USS America (LHA 6) and USS Pearl Harbor (LSD 52) sail behind USS San Diego (LPD 22) during a simulated strait transit, May 4. (U.S. Marine Corps/Cpl. Nathaniel S. McAllister)

SAN DIEGO - The America Amphibious Ready Group (ARG) and the 15th Marine Expeditionary Unit (MEU) successfully completed a Composite Training Unit Exercise (COMPTUEX) off the coast of Southern California, May 17.

The 17-day event is the second of three at-sea periods within the integrated training phase aimed at preparing the ARG/MEU team for deployment by testing its ability to react to real-world scenarios and perform as an integrated unit providing a robust set of sea-based capabilities, an extensive set of ship-to-shore connectors, and the ability to respond to crises and deter transnational threats.

The America ARG is comprised of the amphibious assault ship USS America (LHA 6), as well as the amphibious transport dock ship USS San Diego (LPD 22) and the amphibious dock landing ship USS Pearl Harbor (LSD 52).

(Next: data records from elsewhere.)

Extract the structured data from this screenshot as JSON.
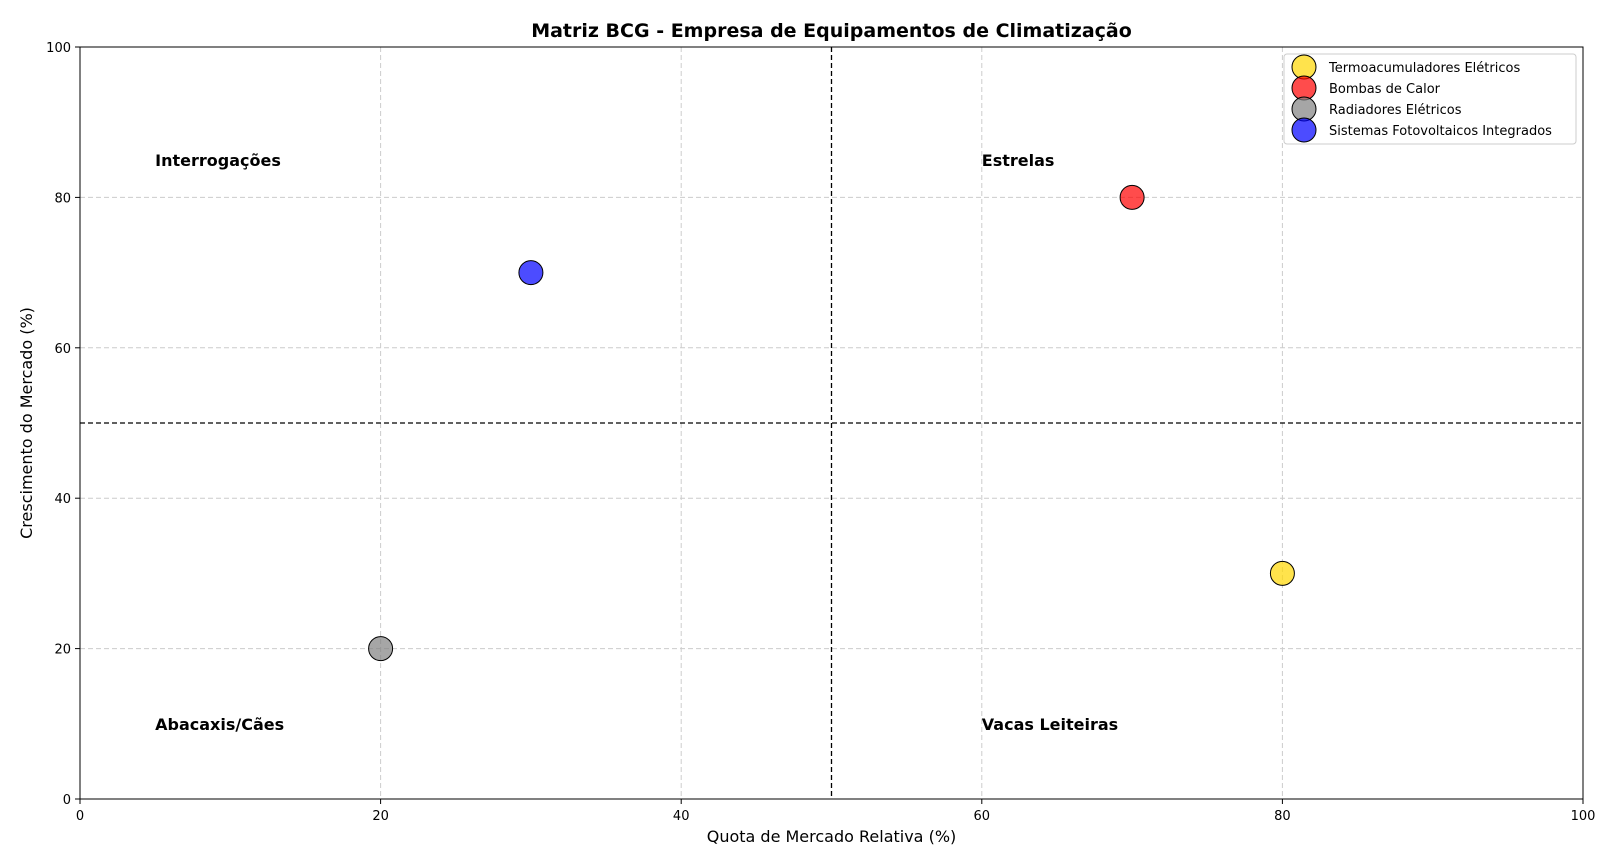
{
  "chart_data": {
    "type": "scatter",
    "title": "Matriz BCG - Empresa de Equipamentos de Climatização",
    "xlabel": "Quota de Mercado Relativa (%)",
    "ylabel": "Crescimento do Mercado (%)",
    "xlim": [
      0,
      100
    ],
    "ylim": [
      0,
      100
    ],
    "xticks": [
      0,
      20,
      40,
      60,
      80,
      100
    ],
    "yticks": [
      0,
      20,
      40,
      60,
      80,
      100
    ],
    "grid": true,
    "legend_position": "top-right",
    "divider_x": 50,
    "divider_y": 50,
    "series": [
      {
        "name": "Termoacumuladores Elétricos",
        "color": "#ffd700",
        "x": [
          80
        ],
        "y": [
          30
        ]
      },
      {
        "name": "Bombas de Calor",
        "color": "#ff0000",
        "x": [
          70
        ],
        "y": [
          80
        ]
      },
      {
        "name": "Radiadores Elétricos",
        "color": "#808080",
        "x": [
          20
        ],
        "y": [
          20
        ]
      },
      {
        "name": "Sistemas Fotovoltaicos Integrados",
        "color": "#0000ff",
        "x": [
          30
        ],
        "y": [
          70
        ]
      }
    ],
    "annotations": [
      {
        "text": "Interrogações",
        "x": 5,
        "y": 85
      },
      {
        "text": "Estrelas",
        "x": 60,
        "y": 85
      },
      {
        "text": "Abacaxis/Cães",
        "x": 5,
        "y": 10
      },
      {
        "text": "Vacas Leiteiras",
        "x": 60,
        "y": 10
      }
    ]
  }
}
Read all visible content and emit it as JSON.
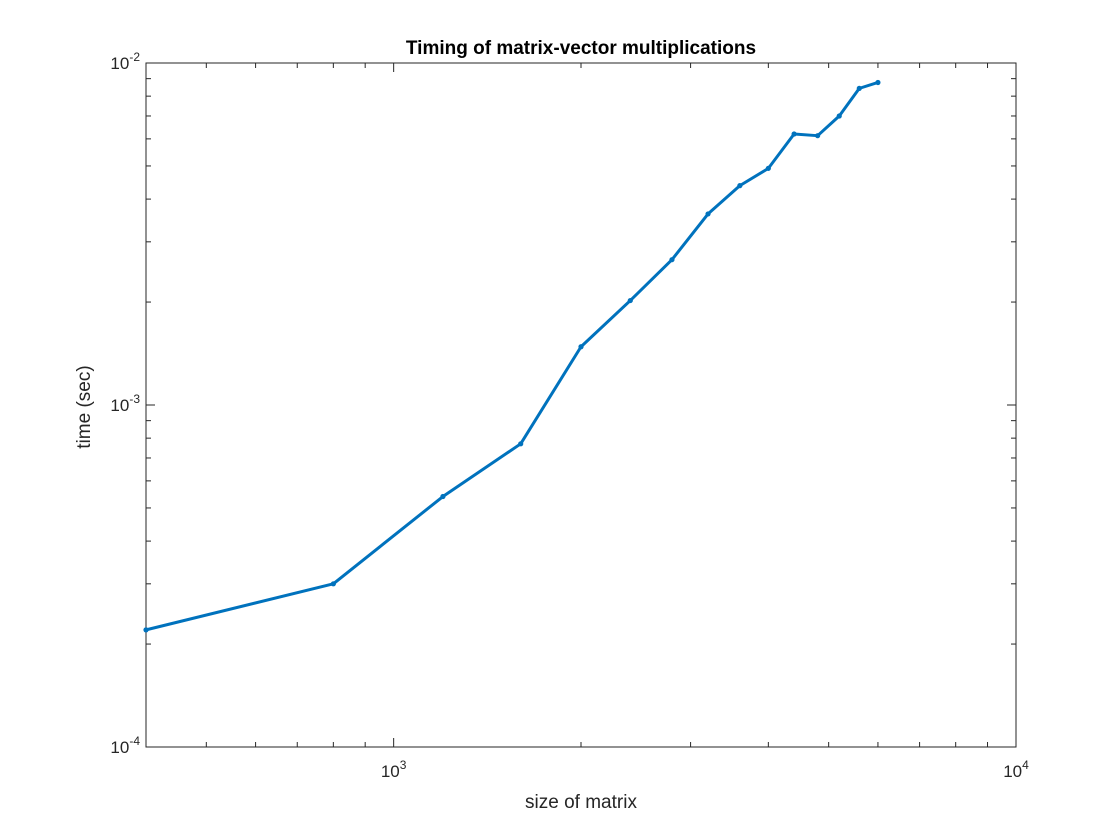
{
  "chart_data": {
    "type": "line",
    "title": "Timing of matrix-vector multiplications",
    "xlabel": "size of matrix",
    "ylabel": "time (sec)",
    "xscale": "log",
    "yscale": "log",
    "xlim": [
      400,
      10000
    ],
    "ylim": [
      0.0001,
      0.01
    ],
    "grid": false,
    "box": true,
    "x_ticks": [
      {
        "value": 1000,
        "base": "10",
        "exp": "3"
      },
      {
        "value": 10000,
        "base": "10",
        "exp": "4"
      }
    ],
    "y_ticks": [
      {
        "value": 0.0001,
        "base": "10",
        "exp": "-4"
      },
      {
        "value": 0.001,
        "base": "10",
        "exp": "-3"
      },
      {
        "value": 0.01,
        "base": "10",
        "exp": "-2"
      }
    ],
    "series": [
      {
        "color": "#0072BD",
        "marker": "point",
        "x": [
          400,
          800,
          1200,
          1600,
          2000,
          2400,
          2800,
          3200,
          3600,
          4000,
          4400,
          4800,
          5200,
          5600,
          6000
        ],
        "y": [
          0.00022,
          0.0003,
          0.00054,
          0.00077,
          0.00148,
          0.00202,
          0.00266,
          0.00362,
          0.00438,
          0.00492,
          0.0062,
          0.00613,
          0.007,
          0.00843,
          0.00877
        ]
      }
    ]
  }
}
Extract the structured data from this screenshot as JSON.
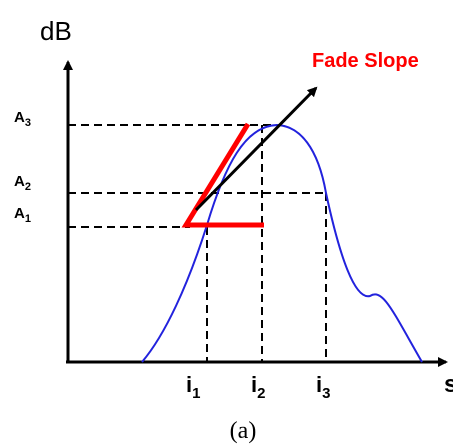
{
  "axes": {
    "y_label": "dB",
    "x_label": "s"
  },
  "levels": [
    {
      "name": "A",
      "sub": "3"
    },
    {
      "name": "A",
      "sub": "2"
    },
    {
      "name": "A",
      "sub": "1"
    }
  ],
  "instants": [
    {
      "name": "i",
      "sub": "1"
    },
    {
      "name": "i",
      "sub": "2"
    },
    {
      "name": "i",
      "sub": "3"
    }
  ],
  "annotation": {
    "text": "Fade Slope"
  },
  "caption": "(a)",
  "colors": {
    "curve": "#2222dd",
    "fade_slope": "#ff0000",
    "axis": "#000000",
    "arrow": "#000000"
  }
}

"COMPTUEX allows us the opportunity to demonstrate mobile, lethal and ready combat power," said Capt. Rome Ruiz, commodore of Amphibious Squadron 3. "This exercise has focused on integration, innovation, and sea control. Not only did the ARG/MEU integrate as a blue-green team, but we had the opportunity to integrate and establish sea control with other naval assets including destroyers and carrier strike group assets."

During the exercise, the ARG took tactical control of USS Preble (DDG 88), allowing the ARG to operate in a composite warfare concept structure, while conducting antisubmarine warfare operations. The ARG was also able to work together with the Theodore Roosevelt Carrier Strike Group to perform highly complicated air warfare evolutions.

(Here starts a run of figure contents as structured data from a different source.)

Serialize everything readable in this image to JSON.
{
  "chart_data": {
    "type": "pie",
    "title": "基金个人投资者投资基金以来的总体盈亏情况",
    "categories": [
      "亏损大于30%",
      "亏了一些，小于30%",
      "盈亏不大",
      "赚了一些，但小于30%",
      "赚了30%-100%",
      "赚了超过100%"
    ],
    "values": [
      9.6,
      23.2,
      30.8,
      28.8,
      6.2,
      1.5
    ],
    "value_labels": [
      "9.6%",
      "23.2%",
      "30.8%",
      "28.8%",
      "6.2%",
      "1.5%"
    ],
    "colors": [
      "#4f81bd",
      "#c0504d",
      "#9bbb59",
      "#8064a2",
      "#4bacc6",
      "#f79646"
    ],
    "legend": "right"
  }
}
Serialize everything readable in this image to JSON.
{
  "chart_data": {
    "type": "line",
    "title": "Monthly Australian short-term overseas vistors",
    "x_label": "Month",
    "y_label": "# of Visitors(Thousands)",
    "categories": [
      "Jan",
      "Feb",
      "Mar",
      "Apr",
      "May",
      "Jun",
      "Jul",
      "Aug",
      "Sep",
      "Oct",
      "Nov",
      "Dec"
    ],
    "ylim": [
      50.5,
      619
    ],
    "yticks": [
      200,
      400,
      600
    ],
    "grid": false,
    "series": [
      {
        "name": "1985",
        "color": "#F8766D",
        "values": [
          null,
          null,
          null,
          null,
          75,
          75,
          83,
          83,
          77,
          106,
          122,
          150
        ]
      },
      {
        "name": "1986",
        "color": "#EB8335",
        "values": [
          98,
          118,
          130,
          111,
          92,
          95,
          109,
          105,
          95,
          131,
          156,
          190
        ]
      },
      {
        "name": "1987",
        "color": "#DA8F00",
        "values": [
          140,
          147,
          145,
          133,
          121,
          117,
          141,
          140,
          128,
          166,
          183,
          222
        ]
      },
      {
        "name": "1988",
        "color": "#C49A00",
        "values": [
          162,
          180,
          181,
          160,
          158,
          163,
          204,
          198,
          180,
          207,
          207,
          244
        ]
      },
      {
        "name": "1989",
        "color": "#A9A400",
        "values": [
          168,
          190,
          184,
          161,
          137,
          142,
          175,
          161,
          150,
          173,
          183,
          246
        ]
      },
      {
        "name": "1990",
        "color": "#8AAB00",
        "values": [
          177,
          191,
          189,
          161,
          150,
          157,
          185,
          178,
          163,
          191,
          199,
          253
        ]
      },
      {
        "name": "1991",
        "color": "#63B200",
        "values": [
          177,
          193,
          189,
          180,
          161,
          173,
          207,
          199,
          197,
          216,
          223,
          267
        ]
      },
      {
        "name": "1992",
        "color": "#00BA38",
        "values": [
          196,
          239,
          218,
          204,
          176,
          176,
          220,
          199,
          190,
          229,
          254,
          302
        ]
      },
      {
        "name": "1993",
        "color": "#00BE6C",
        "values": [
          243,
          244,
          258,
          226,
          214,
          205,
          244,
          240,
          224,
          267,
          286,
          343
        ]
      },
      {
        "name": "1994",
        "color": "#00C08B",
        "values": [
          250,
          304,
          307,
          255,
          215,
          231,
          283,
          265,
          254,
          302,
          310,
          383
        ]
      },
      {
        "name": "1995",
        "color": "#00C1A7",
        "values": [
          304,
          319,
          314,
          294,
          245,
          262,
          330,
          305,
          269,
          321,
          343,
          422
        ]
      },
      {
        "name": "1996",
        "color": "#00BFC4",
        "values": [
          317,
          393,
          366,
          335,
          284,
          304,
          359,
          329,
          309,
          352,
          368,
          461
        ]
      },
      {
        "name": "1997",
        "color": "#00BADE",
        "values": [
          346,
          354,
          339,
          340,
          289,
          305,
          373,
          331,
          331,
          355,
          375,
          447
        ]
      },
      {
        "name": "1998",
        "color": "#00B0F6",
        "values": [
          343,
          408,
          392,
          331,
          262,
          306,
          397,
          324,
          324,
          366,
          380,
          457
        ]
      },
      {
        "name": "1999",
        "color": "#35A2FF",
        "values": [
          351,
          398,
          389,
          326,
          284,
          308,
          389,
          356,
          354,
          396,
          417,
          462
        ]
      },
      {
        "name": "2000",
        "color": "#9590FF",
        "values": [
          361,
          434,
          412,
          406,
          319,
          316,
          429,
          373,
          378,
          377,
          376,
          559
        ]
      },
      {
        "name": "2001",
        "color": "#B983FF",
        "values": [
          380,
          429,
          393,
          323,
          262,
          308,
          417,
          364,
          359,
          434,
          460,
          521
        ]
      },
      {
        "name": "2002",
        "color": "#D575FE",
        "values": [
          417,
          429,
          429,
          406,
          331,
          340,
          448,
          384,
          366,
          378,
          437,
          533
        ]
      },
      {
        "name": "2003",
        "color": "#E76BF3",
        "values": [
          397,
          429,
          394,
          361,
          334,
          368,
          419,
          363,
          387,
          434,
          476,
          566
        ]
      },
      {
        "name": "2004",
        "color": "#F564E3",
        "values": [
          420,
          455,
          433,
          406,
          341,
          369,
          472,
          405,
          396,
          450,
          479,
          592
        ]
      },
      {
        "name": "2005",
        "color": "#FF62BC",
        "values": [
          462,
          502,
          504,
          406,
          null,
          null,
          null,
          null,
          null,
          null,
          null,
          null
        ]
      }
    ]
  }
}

"Moreover, innovation was the apex of honing our tactical excellence," said Ruiz. "Mastering new capabilities during this training phase harnesses the ARG/MEU distinct combat power and enables us to project power anytime, anywhere."

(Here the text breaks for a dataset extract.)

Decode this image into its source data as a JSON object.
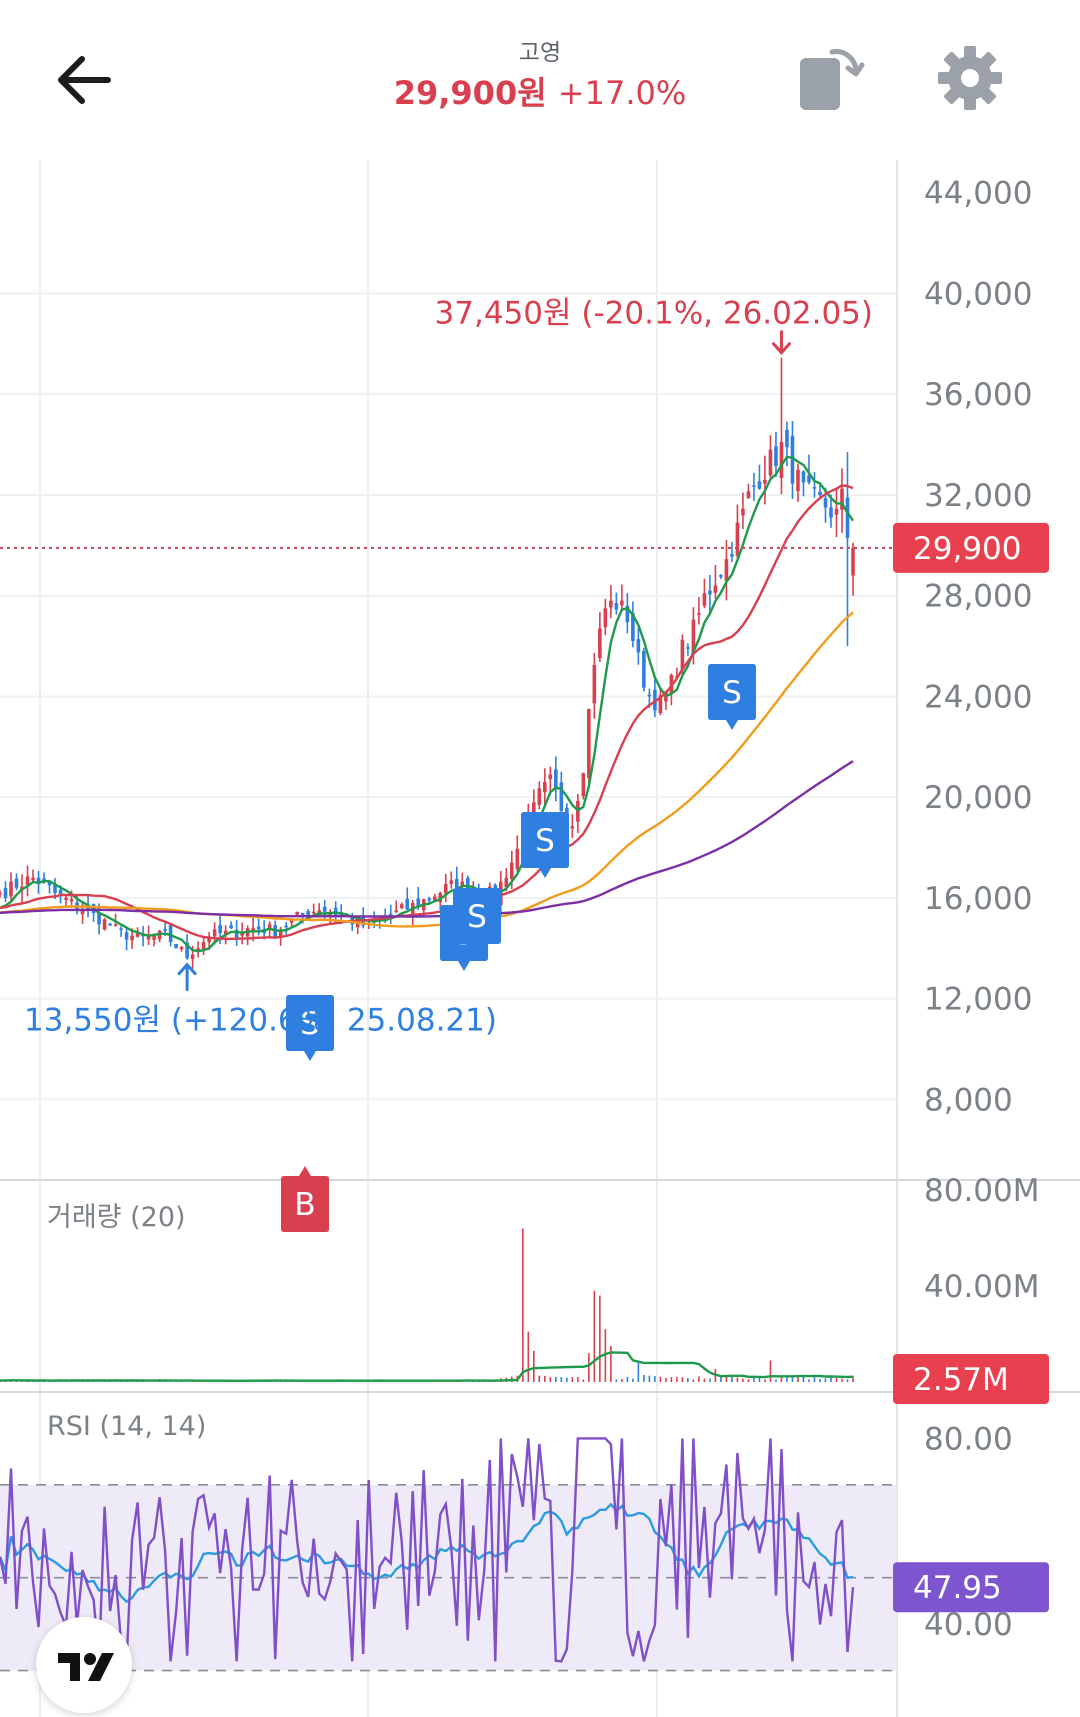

Pearl Harbor and her crew were the trailblazers of air innovation during COMPTUEX, embarking aircraft on board and maintaining them for three days, a feat not demonstrated by most amphibious dock landing ship and one that will extend the reach of the ARG in training and on mission. Additionally, each ship ran through a series of evolutions that tested the ARG's ability to respond to different scenarios, such as air-surface warfare, noncombatant evacuation operations, show-of-force transits, maritime infrastructure protection, visit, board, search and seizure (VBSS) drills, and air defense exercises, among others.

"We've done a wide array of exercises and used our assets to our advantage to protect the force," said Lt. Cmdr. Todd Blackman, gun boss aboard America. "We have a very capable team on America and in this ARG to support the nation."

COMPTUEX prepares the ship for deployment in a safe training environment where lessons learned can easily be applied going to the final training phase, Certification Exercise (CERTEX).

"COMPTUEX is the time for us to master our environment and resources," said Blackman. "It allows us to sharpen our capabilities and refocus our efforts in the most efficient way. The training environment provides us the opportunity to gain better insight into how to keep the ship and the ARG safe against whatever the aggressor may be, so that next time [during CERTEX] we can perform flawlessly."

The America ARG and the 15th MEU plan to execute integrated pre-deployment training in June during CERTEX to ensure the ARG is ready to deploy later this summer.

"COMPTUEX is vital to our workup cycle because it prepares us to face the threats we will potentially see on deployment," said Intelligence Specialist 1st Class (IW/SW/AW) Matthew Quirk, assigned to the ship's nautical or otherwise photographic interpretation and examination (SNOOPIE) team aboard San Diego. "One of the biggest lessons learned is that communication and logs are key. The ability to recreate events for national-level decision makers relies on this and enables us to see the trends and get ahead of the problem."

More than 1,800 Sailors and 2,600 Marines are assigned to the America ARG and the 15th MEU in preparation for the ARG's deployment later this year.

The ARG and accompanying MEU is comprised of a team whose combined skill sets allow them to execute a wide variety of missions, to include, humanitarian assistance and disaster relief, amphibious assaults, VBSS, maritime interdiction operations, noncombatant evacuation operations, tactical recovery of aircraft and personnel, and theater security operations.

America ARG is part of U.S. 3rd Fleet, which leads naval forces in the Pacific and provides the realistic, relevant training necessary for an effective global Navy. U.S. 3rd Fleet constantly coordinates with U.S. 7th Fleet to plan and execute missions based on their complementary strengths to promote ongoing peace, security, and stability throughout the entire Pacific theater of operations.